[Gllug] subnetting

Ian Northeast ian at house-from-hell.demon.co.uk
Sun Nov 7 16:53:23 UTC 2004


Michael Jenson wrote:
> Hello
> 
> Well OK I should know this I feel, but I don't! 
> Can someone send URL or explain why the first range of IP's 
> in subnetting is not used and what would make it possible to
> use it. Example:
> Taking 7 bits away makes for 8 subnets. How can I make the 
> first subnet usable for a customer. 

Well as others have said your question is not clear.

Taking 7 bits away from *what* makes for 8 subnets? Taking *three* bits 
away from the host portion of an address and adding it to the network 
portion will split one subnet into 8.

Within a subnet, only the first (network number) and last (broadcast) 
addresses cannot be used for hosts. All 8 subnets can be used.

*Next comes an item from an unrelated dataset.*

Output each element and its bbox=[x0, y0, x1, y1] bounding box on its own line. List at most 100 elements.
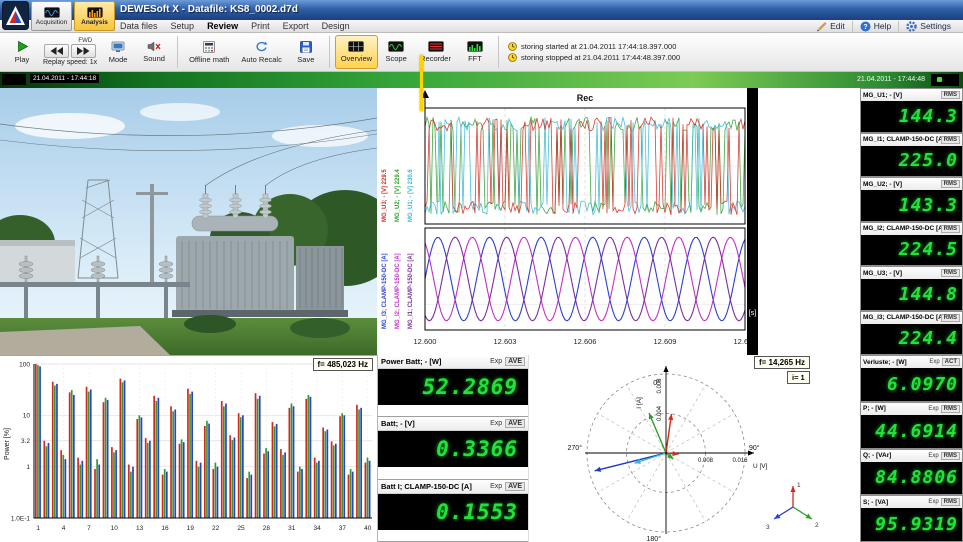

E.g you have a network 192.168.50.0/24. This has a subnet mask 
255.255.255.0, 24 bits in its network address and 8 bits in the host 
address. 192.168.50.0 and 192.168.50.255 cannot be used for hosts, the 
remaining 254 addresses can.

You can split this into 8 /27 networks by using a subnet mask of 
255.255.255.224, so you have 27 bits in the network portion of the 
address and 5 in the host part. Your 8 networks are 192.168.50.0 - 
192.168.50.31, 192.168.50.32 - 192.168.50.63, etc. Again, the first and 
last addresses in each subnet cannot be used, i.e. 192.168.50.0, 
192.168.50.31, 192.168.50.32, .. So you lose 14 addresses compared to 
using the one /24. But the first subnet can be used - 192.168.50.1 - 
192.168.50.30 are all available for hosts.

There's a perl script called "ipcalc" which is often found on Linux 
systems by default and can easily be found by googling which makes 
subnet calculations very easy. It shows you all aspects of the subnet in 
both decimal and binary and so it's quite a useful study aid too.